I’ve encountered a small but significant memory leak with RDataFrame.AsNumpy() in ROOT 6.38.00. I have a tree with the largest branch being a 3D vector trace_ch: vector<vector<vector>>. The following code:

ROOT.gInterpreter.GenerateDictionary("ROOT::VecOps::RVec<vector<vector<float>>>", "vector;ROOT/RVec.hxx")
df = ROOT.RDataFrame(dd.trawvoltage._tree)
for ij in range(np.ceil(dd.trawvoltage.get_entries()/events_to_read).astype(int)):
    print(ij)
    df.Range(ij * events_to_read, (ij + 1) * events_to_read).AsNumpy(["trace_ch"])
    continue

leaks memory. In my tests I was reading 3000 events at time, with 5x4x1024 dimensions of the single entry vector on average (the first dimension varies, but it is 5 on average). So a single iteration should read out ~246 MB in C++ terms. After about 300 iterations, the code uses 1.1 GB more than at the first iteration. The growth is not linear - sometimes it keeps almost constant for several dozen iterations, then grows quickly. Perhaps it is something caching related?

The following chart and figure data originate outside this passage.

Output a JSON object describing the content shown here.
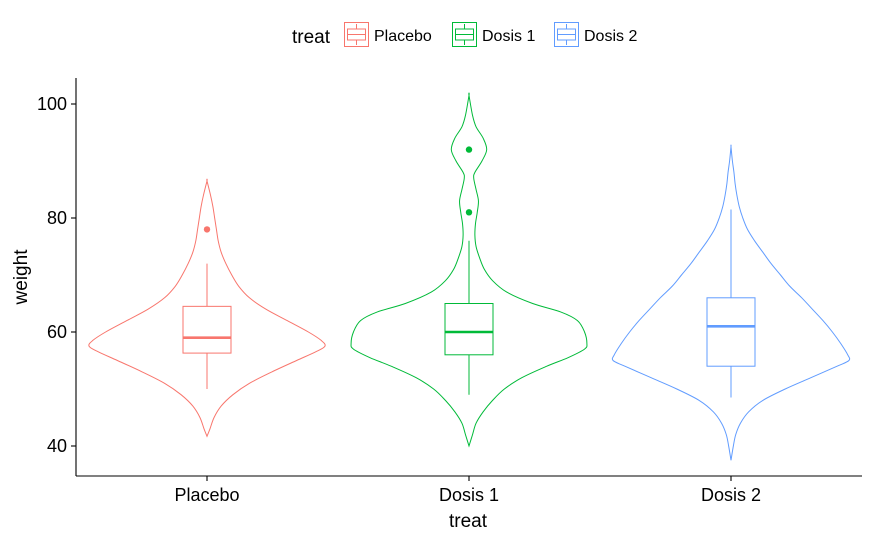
{
  "chart_data": {
    "type": "violin",
    "xlabel": "treat",
    "ylabel": "weight",
    "ylim": [
      35,
      103
    ],
    "yticks": [
      40,
      60,
      80,
      100
    ],
    "grid": false,
    "legend": {
      "title": "treat",
      "position": "top",
      "entries": [
        "Placebo",
        "Dosis 1",
        "Dosis 2"
      ]
    },
    "categories": [
      "Placebo",
      "Dosis 1",
      "Dosis 2"
    ],
    "series": [
      {
        "name": "Placebo",
        "color": "#F8766D",
        "violin_range": [
          41.7,
          86.5
        ],
        "density": [
          [
            41.7,
            0
          ],
          [
            43,
            0.025
          ],
          [
            45,
            0.06
          ],
          [
            47,
            0.12
          ],
          [
            49,
            0.22
          ],
          [
            51,
            0.36
          ],
          [
            53,
            0.55
          ],
          [
            55,
            0.76
          ],
          [
            56.5,
            0.92
          ],
          [
            57.5,
            1.0
          ],
          [
            58.5,
            0.97
          ],
          [
            60,
            0.86
          ],
          [
            62,
            0.68
          ],
          [
            64,
            0.5
          ],
          [
            66,
            0.36
          ],
          [
            68,
            0.27
          ],
          [
            70,
            0.21
          ],
          [
            72,
            0.16
          ],
          [
            74,
            0.12
          ],
          [
            76,
            0.095
          ],
          [
            78,
            0.08
          ],
          [
            80,
            0.065
          ],
          [
            82,
            0.05
          ],
          [
            84,
            0.03
          ],
          [
            86.5,
            0
          ]
        ],
        "box": {
          "whisker_low": 50,
          "q1": 56.3,
          "median": 59,
          "q3": 64.5,
          "whisker_high": 72
        },
        "outliers": [
          78
        ]
      },
      {
        "name": "Dosis 1",
        "color": "#00BA38",
        "violin_range": [
          40,
          101.5
        ],
        "density": [
          [
            40,
            0
          ],
          [
            42,
            0.03
          ],
          [
            44,
            0.06
          ],
          [
            46,
            0.12
          ],
          [
            48,
            0.2
          ],
          [
            50,
            0.3
          ],
          [
            52,
            0.45
          ],
          [
            54,
            0.66
          ],
          [
            55.5,
            0.84
          ],
          [
            57,
            0.98
          ],
          [
            58,
            1.0
          ],
          [
            60,
            0.98
          ],
          [
            62,
            0.92
          ],
          [
            63.5,
            0.78
          ],
          [
            65,
            0.54
          ],
          [
            67,
            0.32
          ],
          [
            69,
            0.2
          ],
          [
            71,
            0.13
          ],
          [
            73,
            0.09
          ],
          [
            75,
            0.06
          ],
          [
            77,
            0.05
          ],
          [
            79,
            0.055
          ],
          [
            81,
            0.07
          ],
          [
            83,
            0.08
          ],
          [
            85,
            0.06
          ],
          [
            87,
            0.04
          ],
          [
            88,
            0.05
          ],
          [
            90,
            0.11
          ],
          [
            92,
            0.15
          ],
          [
            94,
            0.12
          ],
          [
            96,
            0.06
          ],
          [
            98,
            0.03
          ],
          [
            101.5,
            0
          ]
        ],
        "box": {
          "whisker_low": 49,
          "q1": 56,
          "median": 60,
          "q3": 65,
          "whisker_high": 76
        },
        "outliers": [
          81,
          92
        ]
      },
      {
        "name": "Dosis 2",
        "color": "#619CFF",
        "violin_range": [
          37.5,
          92.5
        ],
        "density": [
          [
            37.5,
            0
          ],
          [
            40,
            0.02
          ],
          [
            42,
            0.04
          ],
          [
            44,
            0.08
          ],
          [
            46,
            0.15
          ],
          [
            48,
            0.27
          ],
          [
            50,
            0.46
          ],
          [
            52,
            0.68
          ],
          [
            54,
            0.9
          ],
          [
            55,
            1.0
          ],
          [
            56,
            0.99
          ],
          [
            58,
            0.93
          ],
          [
            60,
            0.86
          ],
          [
            62,
            0.78
          ],
          [
            64,
            0.69
          ],
          [
            66,
            0.6
          ],
          [
            68,
            0.5
          ],
          [
            70,
            0.42
          ],
          [
            72,
            0.34
          ],
          [
            74,
            0.27
          ],
          [
            76,
            0.2
          ],
          [
            78,
            0.14
          ],
          [
            80,
            0.1
          ],
          [
            82,
            0.07
          ],
          [
            84,
            0.05
          ],
          [
            86,
            0.035
          ],
          [
            88,
            0.025
          ],
          [
            90,
            0.012
          ],
          [
            92.5,
            0
          ]
        ],
        "box": {
          "whisker_low": 48.5,
          "q1": 54,
          "median": 61,
          "q3": 66,
          "whisker_high": 81.5
        },
        "outliers": []
      }
    ]
  }
}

A C++ code called from Python, where I pass vectors, and in C++ do the iterating and filling works without any memory leaks.

I know I should provide a working example, but… I am uncertain how could I give you as much data as is needed to notice the leak…


ROOT Version: 6.38.00
Platform: Fedora 43


Dear @LeWhoo ,

Thanks for reaching out! Could you provide one input data file so I could start debugging from there?

Cheers,
Vincenzo

Thank you! I shared them with you in a private message.

What I forgot to mention is that I read them as a TChain (the RDataFrame was initialised with a TChain) - perhaps this has something to do with the problem.